DepokNews–Tim Pengabdian Masyarakat Universitas Indonesia (Pengmas UI) yang terdiri atas dosen dan mahasiswa Fakultas Psikologi menggelar psikoedukasi “AKU PEDULI” yang merupakan singkatan dari anak berkebutuhan khusus dan pendidikan inklusif.

Program Psikoedukasi ini diberikan kepada orang tua anak reguler (yang tidak memiliki kebutuhan khusus) di salah satu TK Inklusif di Cipete.

Program pengabdian masyarakat yang diketuai Farida Kurniawati, Psikolog (Dosen fakultas Psikologi UI) ini dilakukan sebagai upaya dalam meningkatkan pengetahuan orang tua anak reguler di TK Inklusif tentang anak berkebutuhan khusus dan pendidikan inklusif.

Pengetahuan tersebut diharapkan dapat membangun kesadaran serta mendorong keterlibatan orang tua anak reguler di sekolah inklusif.

Farida mengatakan program ini juga merupakan bentuk dukungan UI dalam menyukseskan implementasi pendidikan inklusif sejak usia dini.

Pendidikan inklusif merupakan sistem pendidikan yang memberikan kesempatan bagi siswa yang berkebutuhan khusus untuk belajar bersama dengan anak reguler dalam satu lingkungan belajar yang sama.
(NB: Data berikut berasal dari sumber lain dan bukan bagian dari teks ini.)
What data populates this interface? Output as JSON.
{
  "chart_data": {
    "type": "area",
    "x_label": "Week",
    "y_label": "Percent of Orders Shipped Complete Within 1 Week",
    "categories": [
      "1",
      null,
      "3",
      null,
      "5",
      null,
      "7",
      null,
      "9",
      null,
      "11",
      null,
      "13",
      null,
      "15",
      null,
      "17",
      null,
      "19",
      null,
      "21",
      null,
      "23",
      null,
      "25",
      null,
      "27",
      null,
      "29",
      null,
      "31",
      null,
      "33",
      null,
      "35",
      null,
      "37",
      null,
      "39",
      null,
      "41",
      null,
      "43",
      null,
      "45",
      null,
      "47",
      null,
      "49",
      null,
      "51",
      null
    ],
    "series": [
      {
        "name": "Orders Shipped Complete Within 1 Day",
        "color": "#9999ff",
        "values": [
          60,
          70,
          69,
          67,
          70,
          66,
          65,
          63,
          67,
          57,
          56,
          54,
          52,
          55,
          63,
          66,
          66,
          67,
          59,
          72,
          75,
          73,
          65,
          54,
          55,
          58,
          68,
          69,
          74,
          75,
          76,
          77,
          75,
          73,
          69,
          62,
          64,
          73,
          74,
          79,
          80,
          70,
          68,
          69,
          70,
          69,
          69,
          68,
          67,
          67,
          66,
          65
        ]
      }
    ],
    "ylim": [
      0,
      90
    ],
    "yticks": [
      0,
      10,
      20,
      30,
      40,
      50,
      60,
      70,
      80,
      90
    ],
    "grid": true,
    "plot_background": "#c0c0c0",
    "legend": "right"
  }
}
Program psikoedukasi “AKU PEDULI” diberikan melalui kegiatan ceramah disertai diskusi dan didukung dengan media psikoedukasi berupa booklet, leaflet, dan penayangan video animasi.

Ketiga media psikoedukasi tersebut berisi informasi untuk meningkatkan pengetahuan tentang anak berkebutuhan khusus dan pendidikan inklusif pada orang tua anak reguler di TK Inklusif.

Keunggulan dari penggunaan media pendukung seperti booklet,leaflet dan video animasi dalam program psikoedukasi “AKU PEDULI” dapat dengan mudah direplikasi pihak sekolah dalam mensosialisasikan program pendidikan inklusif di tingkat TK.

“Program ini kami harapkan dapat menjadi solusi bagi TK Inklusif di Indonesia dalam menyediakan akses informasi yang komprehensif tentang anak berkebutuhan khusus dan pendidikan inklusif kepada orang tua”katanya.

Serta menumbuhkan kesadaran orang tua dalam menyukseskan implementasi pendidikan inklusif di tingkat TK.

Program ini juga mendorong orang tua untuk membuat action plan yang menghasilkan rencana keterlibatan orang tua dalam pendidikan inklusif pada 3 hal yakni keterlibatan dalam pembelajaran di rumah, volunteer, dan komunikasi.

Ketiga rencana keterlibatan tersebut meliputi pembelajaran di rumah yakni membantu anak untuk memahami temannya yang memiliki kebutuhan khusus dengan kegiatan telling story.

Volunteer yakni orang tua menjadi panitia kegiatan di sekolah dan komunikasi dengan menjalin komunikasi dan memberikan dukungan kepada orang tua anak berkebutuhan khusus.